The French weren't the first to make wine? Mon dieu! But as anyone who has sipped a Bordeaux, Champagne or Burgundy can tell you, the French got pretty good at it once they learned how. And thanks to some molecular archaeology, researchers can now confirm they picked up these skills as early as 425 B.C.

So who taught the French the art of viniculture? Probably the ancient Italians, says the man with perhaps the coolest nickname in science research — the "Indiana Jones of alcohol," Patrick McGovern.

The Eurasian grape — Vitis vinifera, the source of 99 percent of the world's wine — was first domesticated about 9,000 years ago in the mountains of the Near East, says McGovern, a biomolecular archaeologist at the University of Pennsylvania Museum. Later, Canaanite, Phoenician and Greek merchants all played a part in spreading that wine culture across the Mediterranean.

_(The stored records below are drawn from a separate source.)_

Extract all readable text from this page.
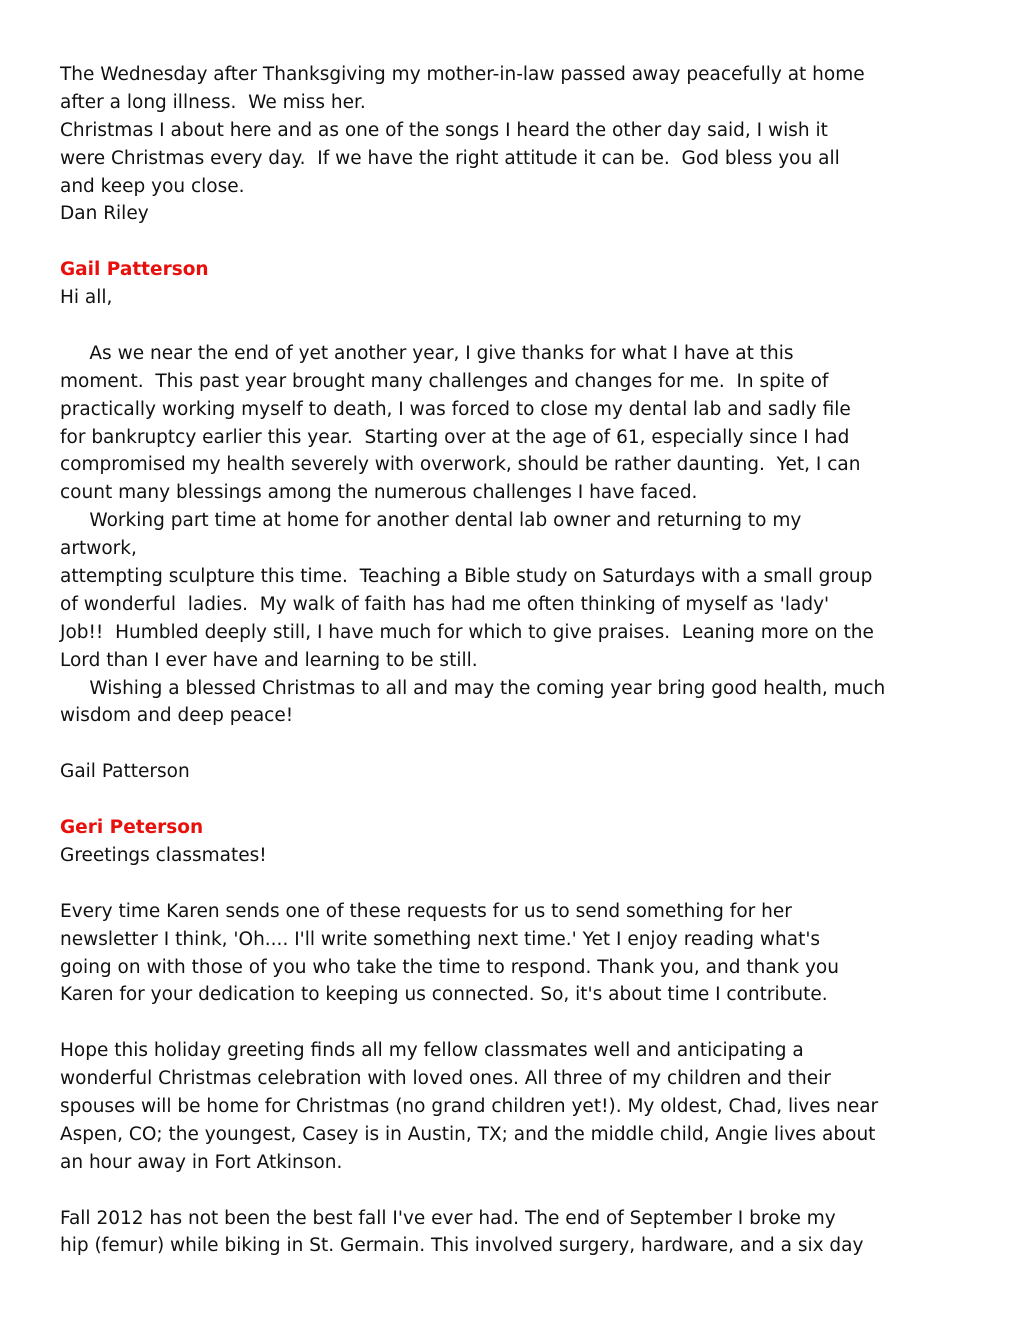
The Wednesday after Thanksgiving my mother-in-law passed away peacefully at home
after a long illness.  We miss her.
Christmas I about here and as one of the songs I heard the other day said, I wish it
were Christmas every day.  If we have the right attitude it can be.  God bless you all
and keep you close.
Dan Riley
Gail Patterson
Hi all,
As we near the end of yet another year, I give thanks for what I have at this
moment.  This past year brought many challenges and changes for me.  In spite of
practically working myself to death, I was forced to close my dental lab and sadly file
for bankruptcy earlier this year.  Starting over at the age of 61, especially since I had
compromised my health severely with overwork, should be rather daunting.  Yet, I can
count many blessings among the numerous challenges I have faced.
Working part time at home for another dental lab owner and returning to my
artwork,
attempting sculpture this time.  Teaching a Bible study on Saturdays with a small group
of wonderful  ladies.  My walk of faith has had me often thinking of myself as 'lady'
Job!!  Humbled deeply still, I have much for which to give praises.  Leaning more on the
Lord than I ever have and learning to be still.
Wishing a blessed Christmas to all and may the coming year bring good health, much
wisdom and deep peace!
Gail Patterson
Geri Peterson
Greetings classmates!
Every time Karen sends one of these requests for us to send something for her
newsletter I think, 'Oh.... I'll write something next time.' Yet I enjoy reading what's
going on with those of you who take the time to respond. Thank you, and thank you
Karen for your dedication to keeping us connected. So, it's about time I contribute.
Hope this holiday greeting finds all my fellow classmates well and anticipating a
wonderful Christmas celebration with loved ones. All three of my children and their
spouses will be home for Christmas (no grand children yet!). My oldest, Chad, lives near
Aspen, CO; the youngest, Casey is in Austin, TX; and the middle child, Angie lives about
an hour away in Fort Atkinson.
Fall 2012 has not been the best fall I've ever had. The end of September I broke my
hip (femur) while biking in St. Germain. This involved surgery, hardware, and a six day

Chemical tests confirmed that this ancient wine press, found in southern France, was being used to release bacchanalian joy as early as 425 B.C.
/ Photograph courtesy of Michel Py, UFRAL
Photograph courtesy of Michel Py, UFRAL
Chemical tests confirmed that this ancient wine press, found in southern France, was being used to release bacchanalian joy as early as 425 B.C.

Around the eighth century B.C., the Phoenicians of the Fertile Crescent helped the Etruscans set up vineyards in central Italy, he says.

"The Etruscan industry started to take off," says McGovern. And within 200 years, he says, "they did the same as the Phoenicians: building ships and carrying their wine over to southern France."

To figure out just when France's wine culture began, McGovern and his colleagues analyzed organic residues that had seeped into jars recovered from the ancient French port city of Lattara (now known as Lattes). The jars were distinctly Etruscan in style, which told the researchers that they had been imported. As the researchers report this week in the Proceedings of the National Academy of Sciences, their tests confirmed the jars had contained wine from 500 to 475 B.C.

That act of importation soon led to imitation, the authors say: Once the French got a taste of the Etruscans' intoxicating drink, they wanted in on the action. It was "a relatively short time" (100 years or so) before grapevines were transplanted and local wine production got underway in southern France — probably "under Etruscan tutelage" at first, McGovern and his colleagues write.

The researchers found biomarkers for grapes in the limestone of a pressing platform (also from Lattara) from about 425 B.C. Not only did this indicate that it was used as a wine press, and that the locals were vinting their own wine by that time, but it also confirmed the tool as the earliest chemically identified wine press. It's possible the French were making wine even earlier than this, but McGovern's research provides the first chemically confirmed date.

McGovern — who has spent much of his career tracing viniculture history — says that wine culture drove cross-civilization interactions. (One might say it still plays a pretty important role in easing social interactions.)

"When [rulers] get interested and they start incorporating wine into their everyday lives, then it works its way into the religious ceremonies," he says. "And then it filters down to the average person after a while. It's a lot like the New World spread of wine culture out to California, Australia, New Zealand and so on."

But perhaps the wine we toast with today would taste vastly different if it hadn't been for those pioneer French vintners more than two millennia ago.

"During the Middle Ages (and later) — especially in the monasteries — the French refined winemaking in such a way that it became the world's standard," he says. "As such, when New World wineries were established, they almost always transplanted French cultivars."